Tulsa faculty perform in piano trio

Trio Tulsa captivated audience members with its performance last Tuesday at the Lorton Performance Center. Performing in the Gussman Concert Hall, they set the right atmosphere to perfectly execute a variety of pieces. Not only did they perform beautifully and harmoniously but they also seemed to tell a story with their music, giving life to every note and melody.

A Piano Trio is a group of instruments made up of a piano and two stringed instruments, usually a violin and a cello. It is often found in classical chamber music, a genre of music that Trio Tulsa performs very well. They are able to go beyond that, though, by adding a modernized layer that makes their music feel timeless. Their melodies flowed flawlessly from one piece to the next, and they played with an eloquent calmness that kept the audience mesmerized throughout the entire performance.

Trio Tulsa received a standing ovation, and everyone left with a smile on their face. “I really enjoyed their performance,” said student Abbie Cassody. “They played beautifully, and I felt I could get lost in their music.”

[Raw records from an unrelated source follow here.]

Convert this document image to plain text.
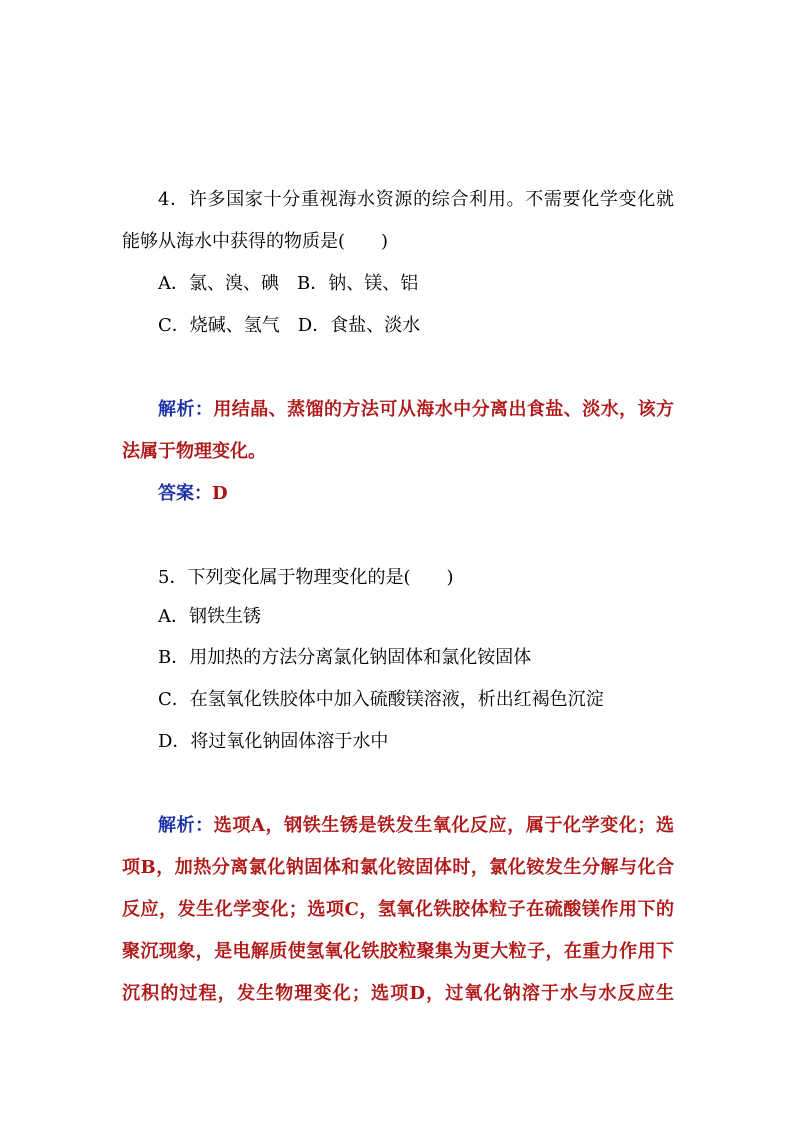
4．许多国家十分重视海水资源的综合利用。不需要化学变化就
能够从海水中获得的物质是(　　)
A．氯、溴、碘　B．钠、镁、铝
C．烧碱、氢气　D．食盐、淡水
解析：用结晶、蒸馏的方法可从海水中分离出食盐、淡水，该方
法属于物理变化。
答案：D
5．下列变化属于物理变化的是(　　)
A．钢铁生锈
B．用加热的方法分离氯化钠固体和氯化铵固体
C．在氢氧化铁胶体中加入硫酸镁溶液，析出红褐色沉淀
D．将过氧化钠固体溶于水中
解析：选项A，钢铁生锈是铁发生氧化反应，属于化学变化；选
项B，加热分离氯化钠固体和氯化铵固体时，氯化铵发生分解与化合
反应，发生化学变化；选项C，氢氧化铁胶体粒子在硫酸镁作用下的
聚沉现象，是电解质使氢氧化铁胶粒聚集为更大粒子，在重力作用下
沉积的过程，发生物理变化；选项D，过氧化钠溶于水与水反应生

Trio Tulsa was originally established by TU Professors Ana Norberg, Derry Deane, and Kari Caldwell, member Maureen O’Boyle explained. Formed as the chamber ensemble in residence at TU, its purpose was to provide professional chamber music to the TU campus and perform both regionally and national. As the original professors retired from the University, the ensemble’s roles were passed on to its current members: O’Boyle, violin, Diane Bucchianeri, cello and Roger Price, Piano.

Today, Tulsa Trio continues to combine expertise with a love of music that resonates throughout every performance. All members have expertly trained backgrounds that stem from a keen interest in music and performing.

“My favorite part of performing would have to be the musical ideas and direction that occur only when one is performing for an audience,” O’Boyle explained. “Sometimes I find myself shaping the sound in a way that I had not yet imagined during rehearsals and practicing. Every performance is different!”